In taking the step at its July 20 meeting, the council emphasized that it expects the Menlo Park City School District to share the estimated $240,000 cost of the signal, which would be installed to help mitigate the traffic impacts of the school's campus expansion, which is in progress, and enrollment increase to about 975 students in 2016 from the current 682.
The council heard from residents who live near the school and oppose the traffic signal. They said it will make the already difficult situation of accessing Santa Cruz Avenue from their driveways or side streets even worse. A number of those residents sent e-mails to the council and spoke at the meeting, urging the council to consider alternative measures to deal with the expected increase in traffic.
Some residents advocate banning left turns from Elder onto Santa Cruz during school pick-up and drop-off hours, and not allowing left turns from the school driveway on Elder toward Santa Cruz, installing curbing at that location if necessary.

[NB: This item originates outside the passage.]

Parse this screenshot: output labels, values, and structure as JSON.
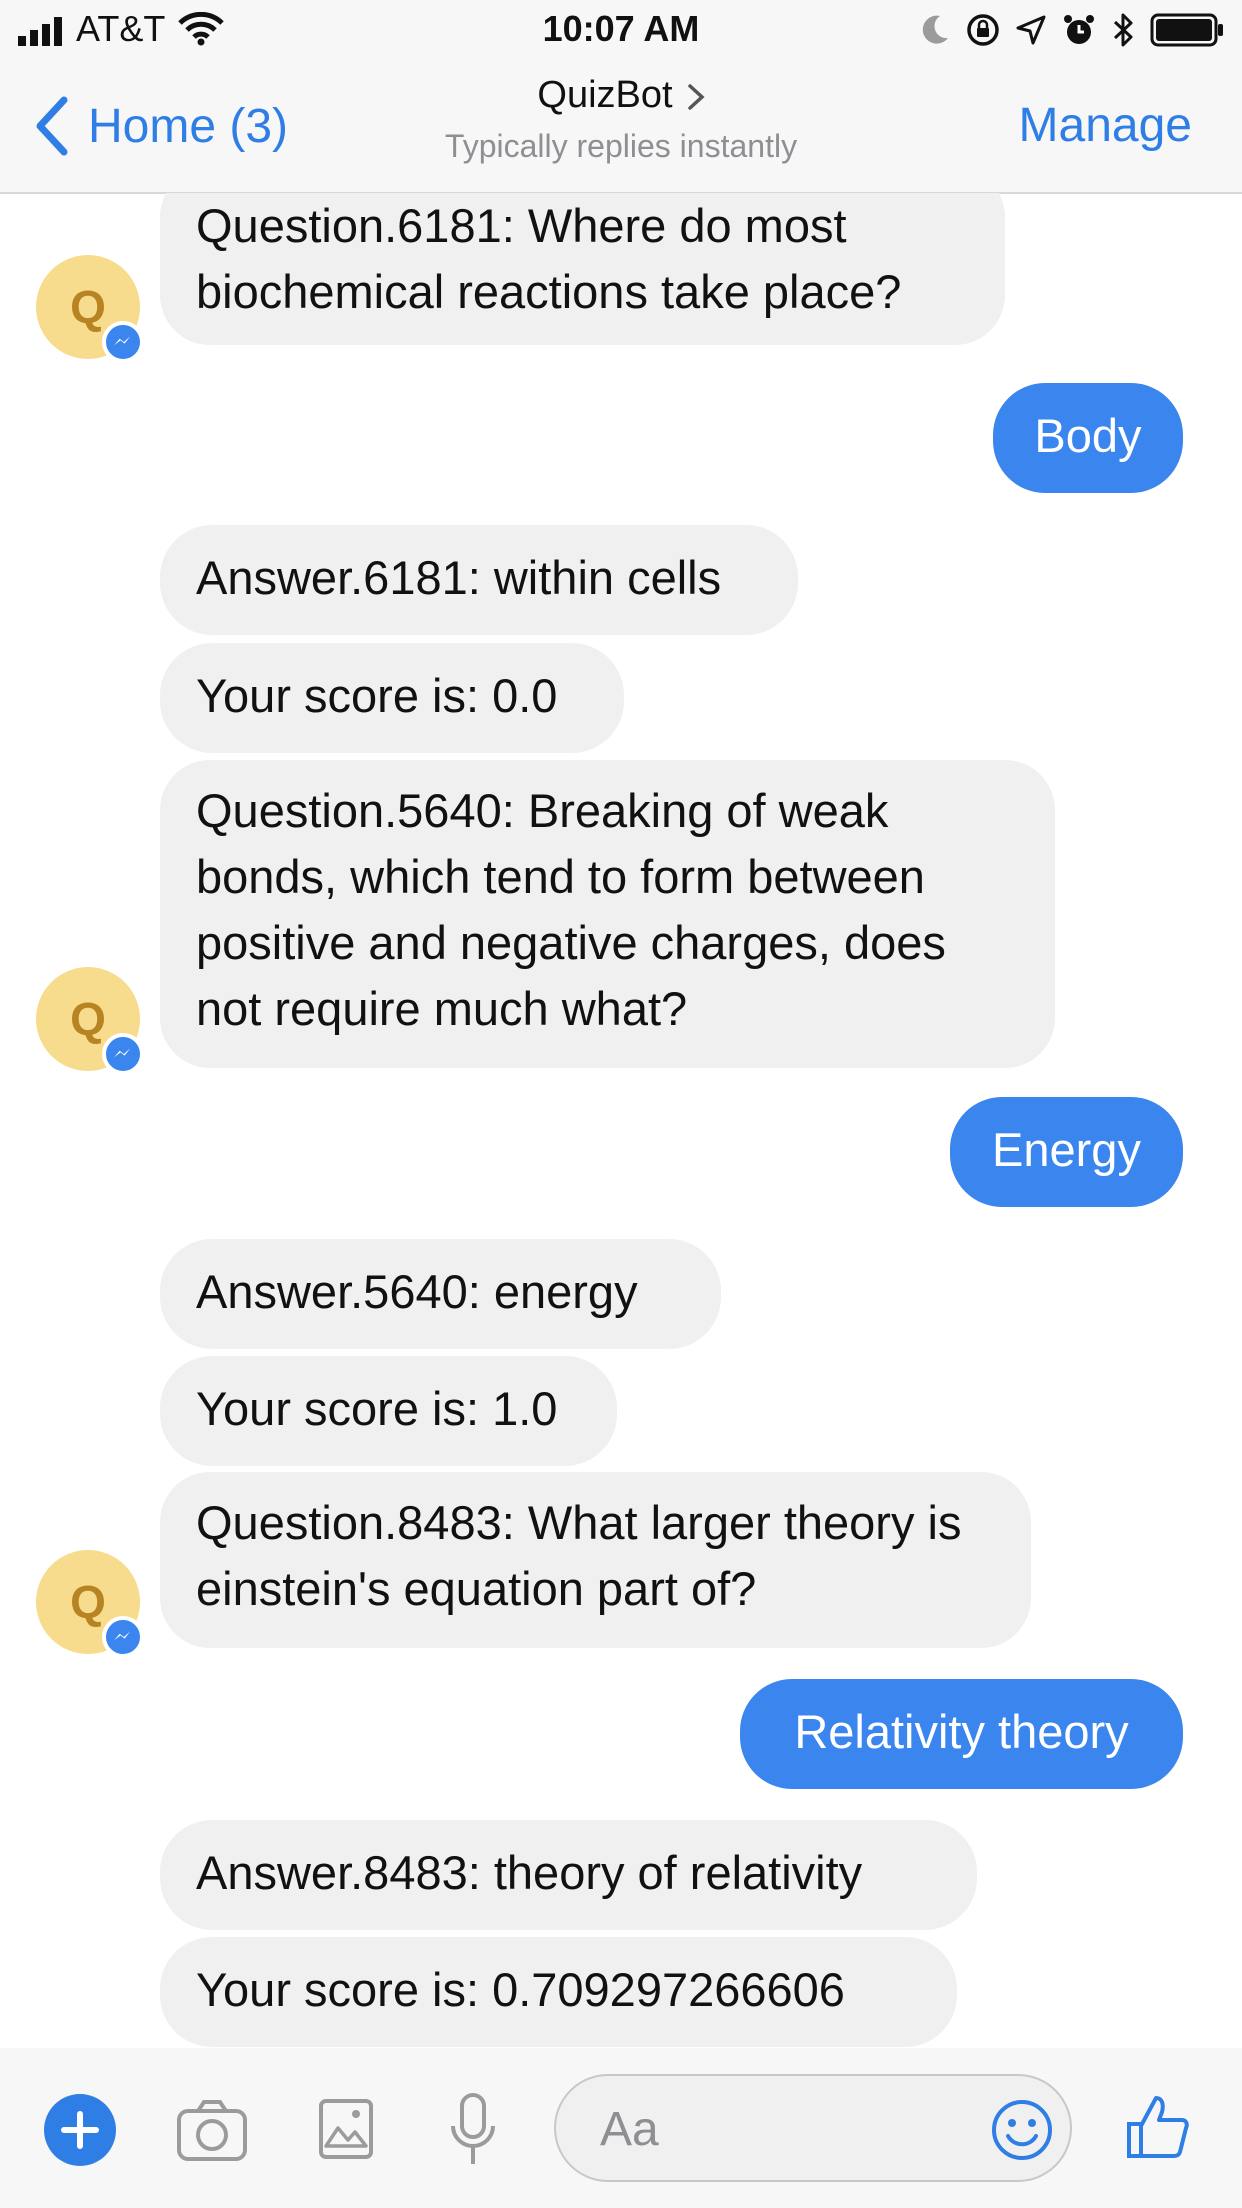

Chip Taylor, the city's transportation manager, opposed the left-turn bans, however, and told the council that they "would merely shift the (traffic) impact" to Valparaiso Avenue and Politzer Drive.
Mr. Taylor said the proposed signal would improve traffic flow on the busy street; it would "create traffic platoons and provide gaps in traffic along Santa Cruz Avenue, allowing easier movements out of the side streets," according to the staff report.
The intersection timing would be operated by video traffic-detection controls, he said, and would be adjusted for the school's schedule.
Councilman Heyward Robinson acknowledged nearby residents' concerns, but said, "If we do this project correctly, we can make it better" for the school's neighbors.
Councilman John Boyle joined the council majority in authorizing the staff to negotiate with the school district, but said that his final vote on installing the signal "will be contingent on an equitable split (in costs) with the school district."
District Superintendent Ken Ranella said that the school board has made no commitment of funds, but "there's been discussion about some level of contribution" the district would consider making toward the cost of the signal. "If we're causing a problem (with the campus expansion project), we want to contribute and be good neighbors," he said.
The city is also recommending that the existing signal-controlled pedestrian crosswalk in front of the school be removed, and that a new, in-pavement-lighted crosswalk be installed at the Santa Cruz Avenue-Olive Street intersection. The estimated $30,000 cost of the crosswalk could be funded through a Safe Routes to School grant, according to the staff report.
The council approved pursuing the matter with the school district on a 4-1 vote, with Councilman Andy Cohen opposed.